One of the first things you did was to rename the ready to wear simply “Saint Laurent.” At the time, some people felt that dropping “Yves” from the label was a sign of disrespect. But in fact this was merely going back to the original branding that Yves had used when he first introduced ready-to-wear. What were the intentions behind the name change?
Historically, Yves decided with Pierre in 1966 to name his revolutionary ready-to-wear “Saint Laurent Rive Gauche.“ Yves wanted a clear dichotomy with his couture, and chose Helvetica font for the new label. It was for him a distinctive sign of modernity, and a drastic change from the Couture label. In the interviews Yves gave for the launch of Saint Laurent Rive Gauche, we can feel his determination to change the format and values of Ready-to-Wear Fashion next to his Haute Couture. “Saint Laurent Rive Gauche” was an “Idea.” It was also a radical rupture. Yves wanted to dress the emerging Flower generation, which was his own generation. It was a striking period of Ready-to-Wear for both women and men. Almost fifty years after, the necessity was for me to transpose this idea, Yves’ freedom, this age of innocence. The return to the original name would also help me to recreate a legitimate and lost balance between the Fashion and leather accessories, besides keeping women’s and men’s fashion side by side. Those were the fundamentals I needed to restore, together with the progressive allure and message of the Rive Gauche, which for me was always the true spirit of Yves and Pierre.
Another fundamental for Saint Laurent was somehow the evidence or desirability of the Fashion. Yves wanted his ready-to-wear to be wearable and laid back. All those concepts were quite precisely how I felt right when I came back, and probably a 360 from the context of fashion in 2012, completely absorbed by a certain formalism.

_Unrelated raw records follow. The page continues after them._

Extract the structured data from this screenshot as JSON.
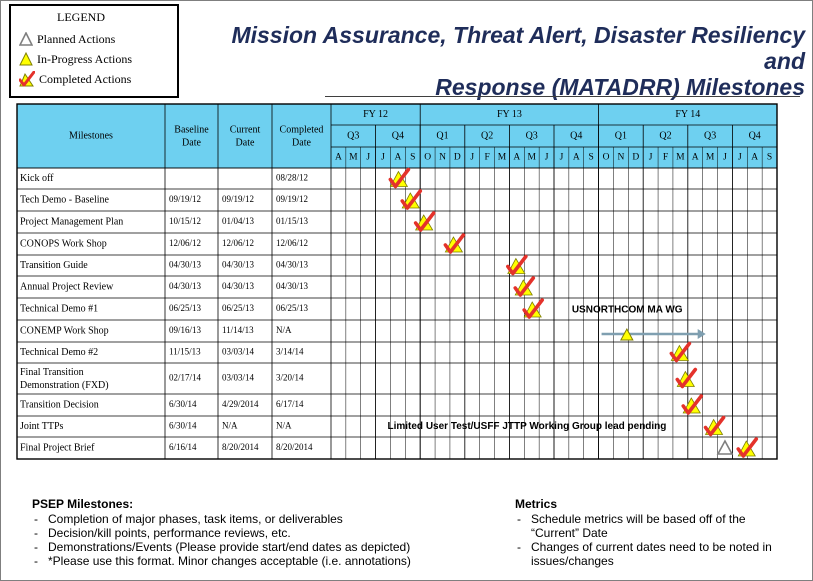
{
  "legend": {
    "title": "LEGEND",
    "items": [
      {
        "label": "Planned Actions",
        "icon": "planned-triangle-icon"
      },
      {
        "label": "In-Progress Actions",
        "icon": "in-progress-triangle-icon"
      },
      {
        "label": "Completed Actions",
        "icon": "completed-check-icon"
      }
    ]
  },
  "title": {
    "line1": "Mission Assurance, Threat Alert, Disaster Resiliency and",
    "line2": "Response (MATADRR) Milestones"
  },
  "table": {
    "headers": {
      "milestones": "Milestones",
      "baseline": [
        "Baseline",
        "Date"
      ],
      "current": [
        "Current",
        "Date"
      ],
      "completed": [
        "Completed",
        "Date"
      ]
    },
    "fiscal_years": [
      {
        "label": "FY 12",
        "months": 6
      },
      {
        "label": "FY 13",
        "months": 12
      },
      {
        "label": "FY 14",
        "months": 12
      }
    ],
    "quarters": [
      {
        "label": "Q3",
        "months": 3
      },
      {
        "label": "Q4",
        "months": 3
      },
      {
        "label": "Q1",
        "months": 3
      },
      {
        "label": "Q2",
        "months": 3
      },
      {
        "label": "Q3",
        "months": 3
      },
      {
        "label": "Q4",
        "months": 3
      },
      {
        "label": "Q1",
        "months": 3
      },
      {
        "label": "Q2",
        "months": 3
      },
      {
        "label": "Q3",
        "months": 3
      },
      {
        "label": "Q4",
        "months": 3
      }
    ],
    "months": [
      "A",
      "M",
      "J",
      "J",
      "A",
      "S",
      "O",
      "N",
      "D",
      "J",
      "F",
      "M",
      "A",
      "M",
      "J",
      "J",
      "A",
      "S",
      "O",
      "N",
      "D",
      "J",
      "F",
      "M",
      "A",
      "M",
      "J",
      "J",
      "A",
      "S"
    ],
    "rows": [
      {
        "name": "Kick off",
        "baseline": "",
        "current": "",
        "completed": "08/28/12"
      },
      {
        "name": "Tech Demo - Baseline",
        "baseline": "09/19/12",
        "current": "09/19/12",
        "completed": "09/19/12"
      },
      {
        "name": "Project Management Plan",
        "baseline": "10/15/12",
        "current": "01/04/13",
        "completed": "01/15/13"
      },
      {
        "name": "CONOPS Work Shop",
        "baseline": "12/06/12",
        "current": "12/06/12",
        "completed": "12/06/12"
      },
      {
        "name": "Transition Guide",
        "baseline": "04/30/13",
        "current": "04/30/13",
        "completed": "04/30/13"
      },
      {
        "name": "Annual Project Review",
        "baseline": "04/30/13",
        "current": "04/30/13",
        "completed": "04/30/13"
      },
      {
        "name": "Technical Demo #1",
        "baseline": "06/25/13",
        "current": "06/25/13",
        "completed": "06/25/13"
      },
      {
        "name": "CONEMP Work Shop",
        "baseline": "09/16/13",
        "current": "11/14/13",
        "completed": "N/A"
      },
      {
        "name": "Technical Demo #2",
        "baseline": "11/15/13",
        "current": "03/03/14",
        "completed": "3/14/14"
      },
      {
        "name": "Final Transition Demonstration (FXD)",
        "baseline": "02/17/14",
        "current": "03/03/14",
        "completed": "3/20/14"
      },
      {
        "name": "Transition Decision",
        "baseline": "6/30/14",
        "current": "4/29/2014",
        "completed": "6/17/14"
      },
      {
        "name": "Joint TTPs",
        "baseline": "6/30/14",
        "current": "N/A",
        "completed": "N/A"
      },
      {
        "name": "Final Project Brief",
        "baseline": "6/16/14",
        "current": "8/20/2014",
        "completed": "8/20/2014"
      }
    ],
    "annotations": [
      {
        "row": 7,
        "text": "USNORTHCOM  MA WG"
      },
      {
        "row": 11,
        "text": "Limited User Test/USFF JTTP Working Group lead pending"
      }
    ]
  },
  "psep": {
    "heading": "PSEP Milestones:",
    "items": [
      "Completion of major phases, task items, or deliverables",
      "Decision/kill points, performance reviews, etc.",
      "Demonstrations/Events (Please provide start/end dates as depicted)",
      "*Please use this format.  Minor changes acceptable (i.e. annotations)"
    ]
  },
  "metrics": {
    "heading": "Metrics",
    "items": [
      "Schedule metrics will be based off of the “Current” Date",
      "Changes of current dates need to be noted in issues/changes"
    ]
  },
  "colors": {
    "header_fill": "#6ed0f0",
    "title": "#1f2d5a",
    "check": "#e4322b",
    "in_progress": "#ffff00",
    "arrow": "#7f9fb0"
  }
}
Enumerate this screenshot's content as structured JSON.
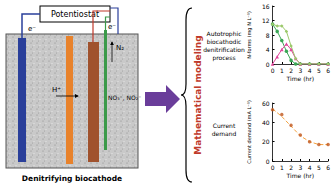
{
  "diagram": {
    "potentiostat": "Potentiostat",
    "electron_labels": [
      "e⁻",
      "e⁻"
    ],
    "proton_label": "H⁺",
    "gas_label": "N₂",
    "substrate_label": "NO₃⁻, NO₂⁻",
    "caption": "Denitrifying biocathode",
    "modeling_title": "Mathematical modeling",
    "process_label": "Autotrophic biocathodic denitrification process",
    "current_label": "Current demand"
  },
  "chart_data": [
    {
      "type": "line",
      "x_label": "Time (hr)",
      "y_label": "N-forms (mg N L⁻¹)",
      "xlim": [
        0,
        6
      ],
      "xticks": [
        0,
        1,
        2,
        3,
        4,
        5,
        6
      ],
      "ylim": [
        0,
        16
      ],
      "yticks": [
        0,
        4,
        8,
        12,
        16
      ],
      "grid": false,
      "series": [
        {
          "color": "#3aa655",
          "marker": "circle",
          "x": [
            0,
            0.5,
            1,
            1.5,
            2,
            2.5,
            3,
            4,
            5,
            6
          ],
          "values": [
            11,
            9,
            6.5,
            3.5,
            1,
            0,
            0,
            0,
            0,
            0
          ]
        },
        {
          "color": "#e0449a",
          "marker": "triangle",
          "x": [
            0,
            0.5,
            1,
            1.5,
            2,
            2.5,
            3,
            4,
            5,
            6
          ],
          "values": [
            0,
            2,
            4,
            5.5,
            4,
            1.5,
            0,
            0,
            0,
            0
          ]
        },
        {
          "color": "#9cc96b",
          "marker": "diamond",
          "x": [
            0,
            0.5,
            1,
            1.5,
            2,
            2.5,
            3,
            4,
            5,
            6
          ],
          "values": [
            11,
            10.5,
            10.5,
            9,
            5,
            1.5,
            0,
            0,
            0,
            0
          ]
        }
      ]
    },
    {
      "type": "scatter",
      "x_label": "Time (hr)",
      "y_label": "Current demand (mA L⁻¹)",
      "xlim": [
        0,
        6
      ],
      "xticks": [
        0,
        1,
        2,
        3,
        4,
        5,
        6
      ],
      "ylim": [
        0,
        60
      ],
      "yticks": [
        0,
        20,
        40,
        60
      ],
      "grid": false,
      "series": [
        {
          "type": "scatter",
          "color": "#c0561b",
          "marker": "circle",
          "x": [
            0,
            1,
            2,
            3,
            4,
            5,
            6
          ],
          "values": [
            53,
            48,
            37,
            27,
            20,
            17,
            17
          ]
        },
        {
          "type": "line",
          "color": "#f4a340",
          "line_style": "dashed",
          "marker": "none",
          "x": [
            0,
            1,
            2,
            3,
            4,
            5,
            6
          ],
          "values": [
            54,
            46,
            36,
            26,
            20,
            17,
            17
          ]
        }
      ]
    }
  ]
}
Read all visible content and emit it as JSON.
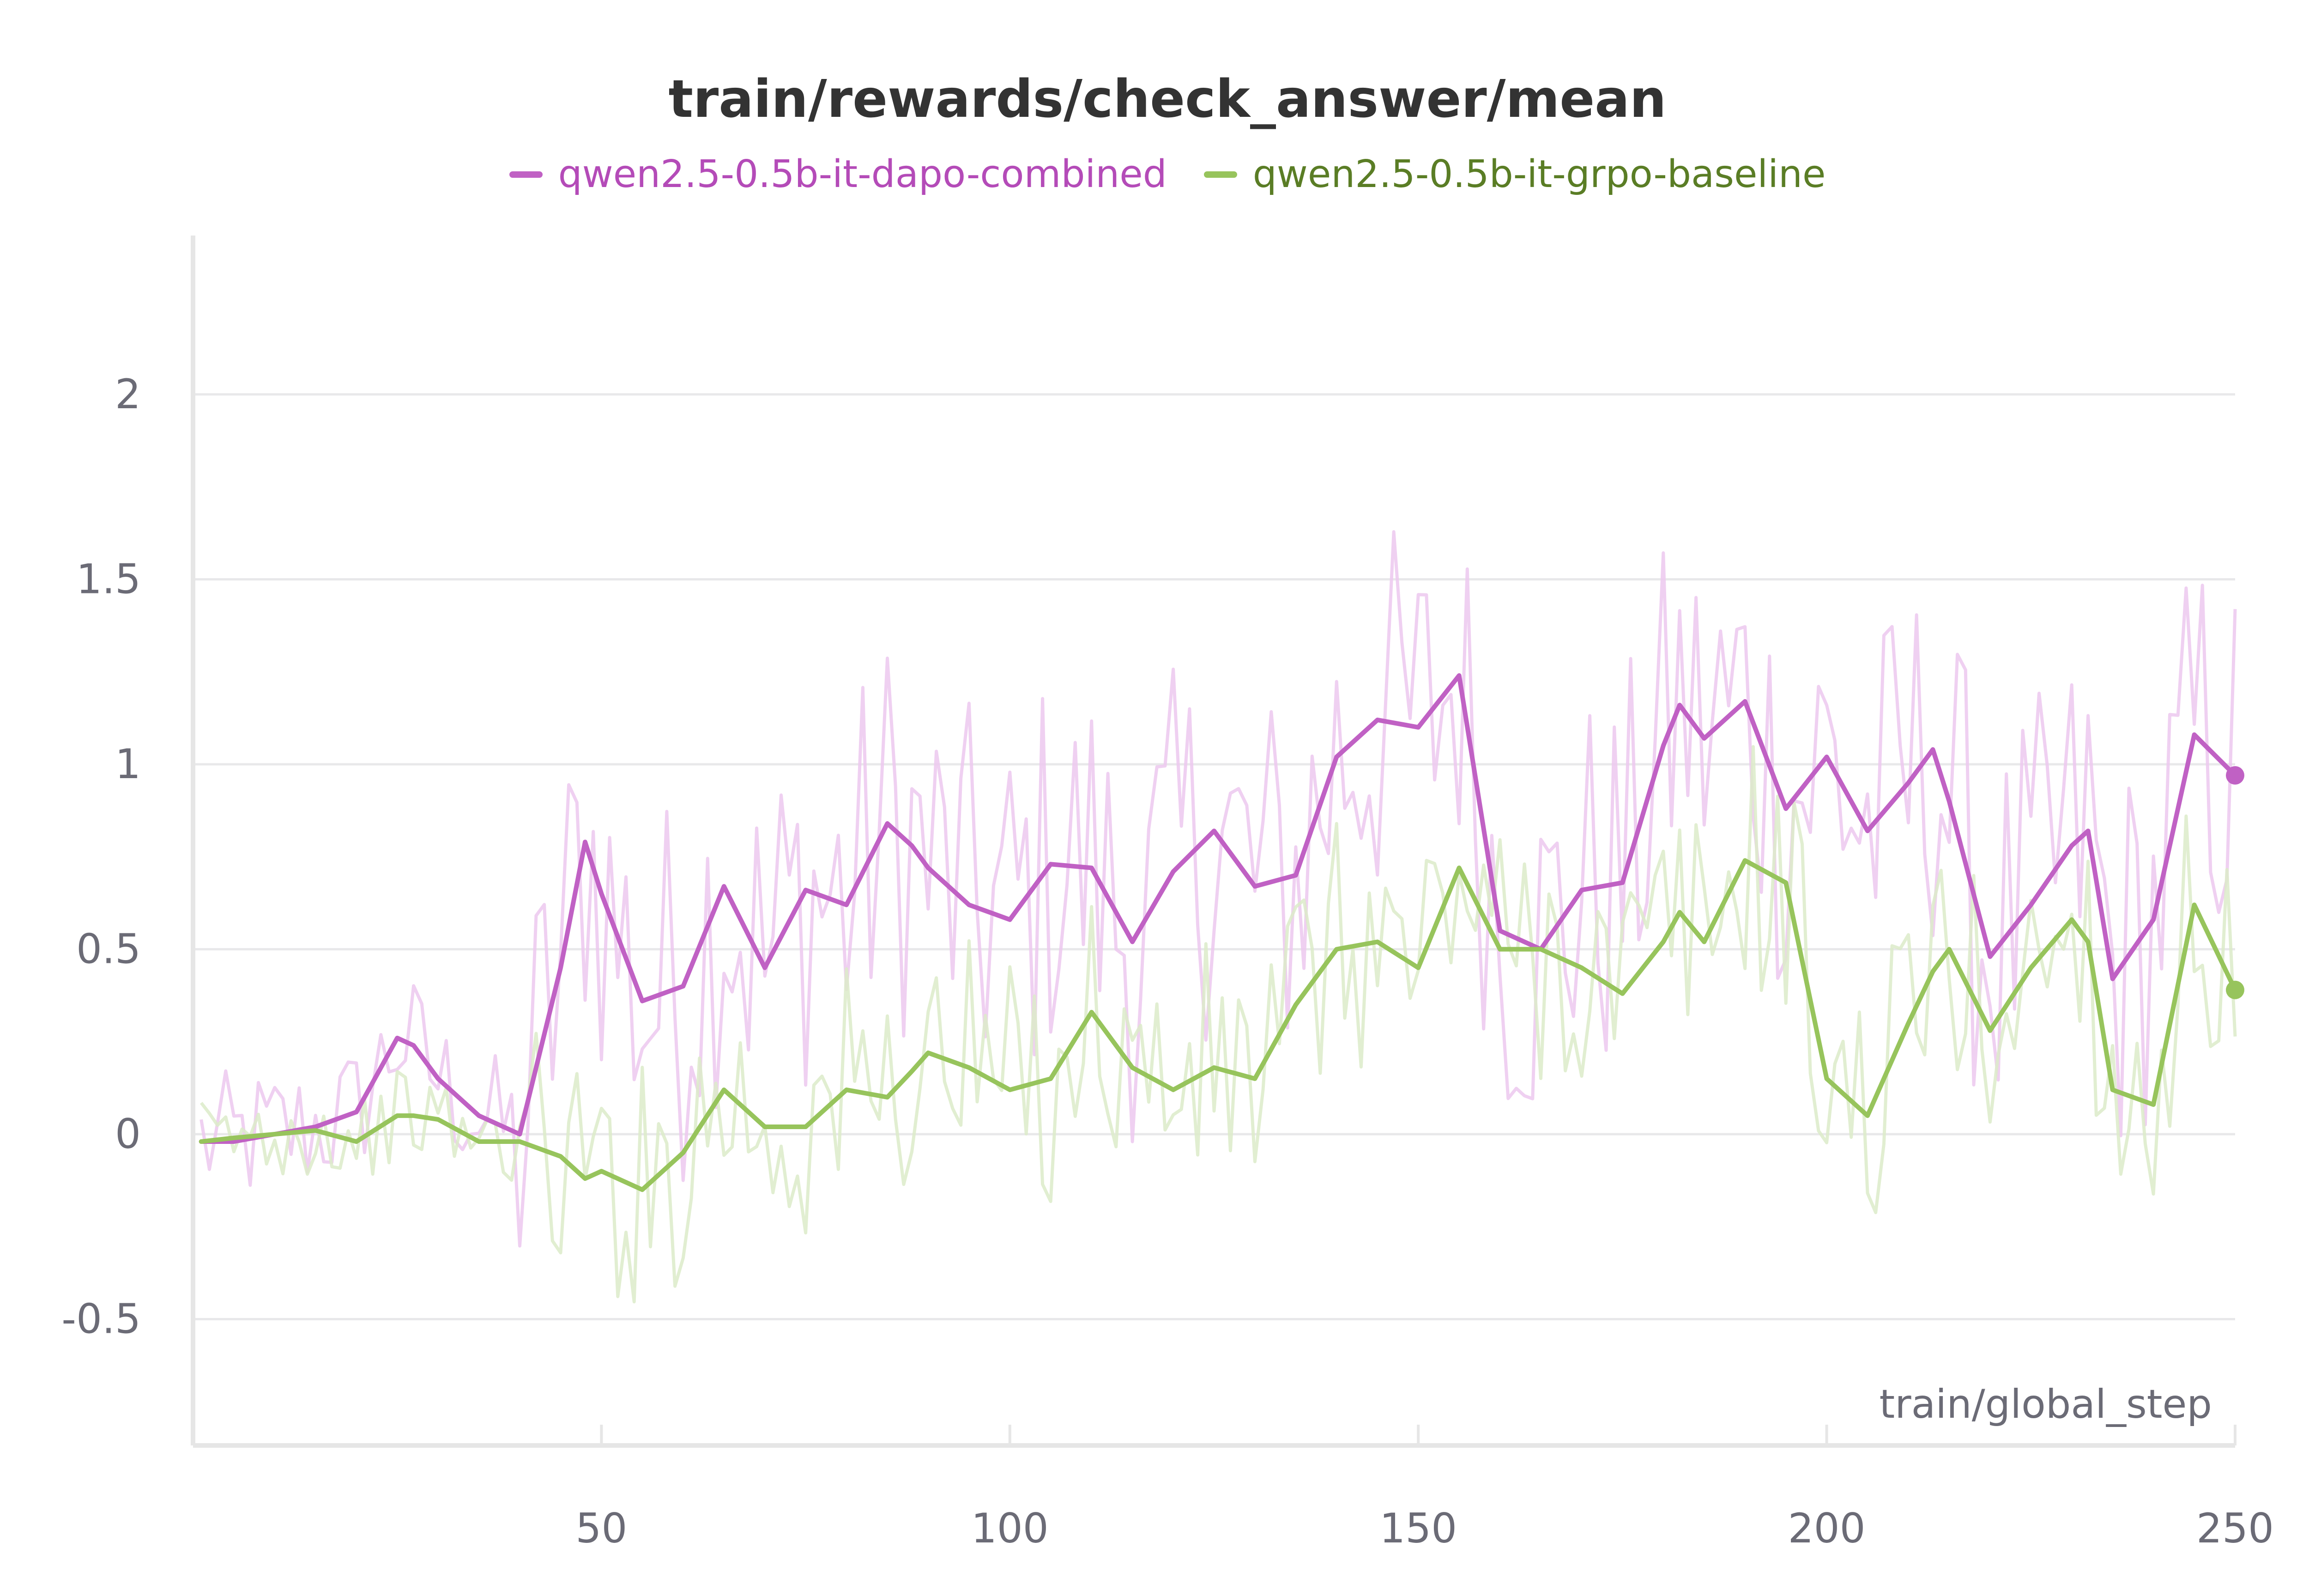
{
  "chart_data": {
    "type": "line",
    "title": "train/rewards/check_answer/mean",
    "xlabel": "train/global_step",
    "ylabel": "",
    "xlim": [
      0,
      250
    ],
    "ylim": [
      -0.85,
      2.4
    ],
    "xticks": [
      50,
      100,
      150,
      200,
      250
    ],
    "xtick_labels": [
      "50",
      "100",
      "150",
      "200",
      "250"
    ],
    "yticks": [
      -0.5,
      0,
      0.5,
      1,
      1.5,
      2
    ],
    "ytick_labels": [
      "-0.5",
      "0",
      "0.5",
      "1",
      "1.5",
      "2"
    ],
    "grid": true,
    "legend_position": "top-center",
    "x": [
      1,
      5,
      10,
      15,
      20,
      25,
      27,
      30,
      35,
      40,
      45,
      48,
      50,
      55,
      60,
      65,
      70,
      75,
      80,
      85,
      88,
      90,
      95,
      100,
      105,
      110,
      115,
      120,
      125,
      130,
      135,
      140,
      145,
      150,
      155,
      160,
      165,
      170,
      175,
      180,
      182,
      185,
      190,
      195,
      200,
      205,
      210,
      213,
      215,
      220,
      225,
      230,
      232,
      235,
      240,
      245,
      250
    ],
    "series": [
      {
        "name": "qwen2.5-0.5b-it-dapo-combined",
        "color": "#c061c4",
        "raw_color": "#ecc8ee",
        "values": [
          -0.02,
          -0.02,
          0.0,
          0.02,
          0.06,
          0.26,
          0.24,
          0.15,
          0.05,
          0.0,
          0.45,
          0.79,
          0.65,
          0.36,
          0.4,
          0.67,
          0.45,
          0.66,
          0.62,
          0.84,
          0.78,
          0.72,
          0.62,
          0.58,
          0.73,
          0.72,
          0.52,
          0.71,
          0.82,
          0.67,
          0.7,
          1.02,
          1.12,
          1.1,
          1.24,
          0.55,
          0.5,
          0.66,
          0.68,
          1.05,
          1.16,
          1.07,
          1.17,
          0.88,
          1.02,
          0.82,
          0.95,
          1.04,
          0.9,
          0.48,
          0.62,
          0.78,
          0.82,
          0.42,
          0.58,
          1.08,
          0.97
        ]
      },
      {
        "name": "qwen2.5-0.5b-it-grpo-baseline",
        "color": "#97c45c",
        "raw_color": "#dcebc9",
        "values": [
          -0.02,
          -0.01,
          0.0,
          0.01,
          -0.02,
          0.05,
          0.05,
          0.04,
          -0.02,
          -0.02,
          -0.06,
          -0.12,
          -0.1,
          -0.15,
          -0.05,
          0.12,
          0.02,
          0.02,
          0.12,
          0.1,
          0.17,
          0.22,
          0.18,
          0.12,
          0.15,
          0.33,
          0.18,
          0.12,
          0.18,
          0.15,
          0.35,
          0.5,
          0.52,
          0.45,
          0.72,
          0.5,
          0.5,
          0.45,
          0.38,
          0.52,
          0.6,
          0.52,
          0.74,
          0.68,
          0.15,
          0.05,
          0.3,
          0.44,
          0.5,
          0.28,
          0.45,
          0.58,
          0.52,
          0.12,
          0.08,
          0.62,
          0.39
        ]
      }
    ]
  }
}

I believe the restoration of the name “Saint Laurent” was the only right thing to do, despite the irrational reactions surrounding my first year, ironically a blessing in disguise that unexpectedly gave all the publicity that was needed for my project. Naturally, I couldn’t possibly imagine that going back to the historical and most respectful roots of Yves would create such a polemic. The retro-branding for the ready to wear meant in reality protecting and preserving the name “Yves Saint Laurent “ for Couture. Rather than “dropping the Yves” the restoration of a spirit of Couture was intended a few years down the line. “Yves Saint Laurent” will be about the ateliers, the tradition, about complete luxury. It would be back when the House of Couture would be ready for it, and the ateliers “Tailleur and Flou” stronger and reformed. With the House now completed, the two names exist as they always did historically, next to the monogram designed by the artist Cassandre.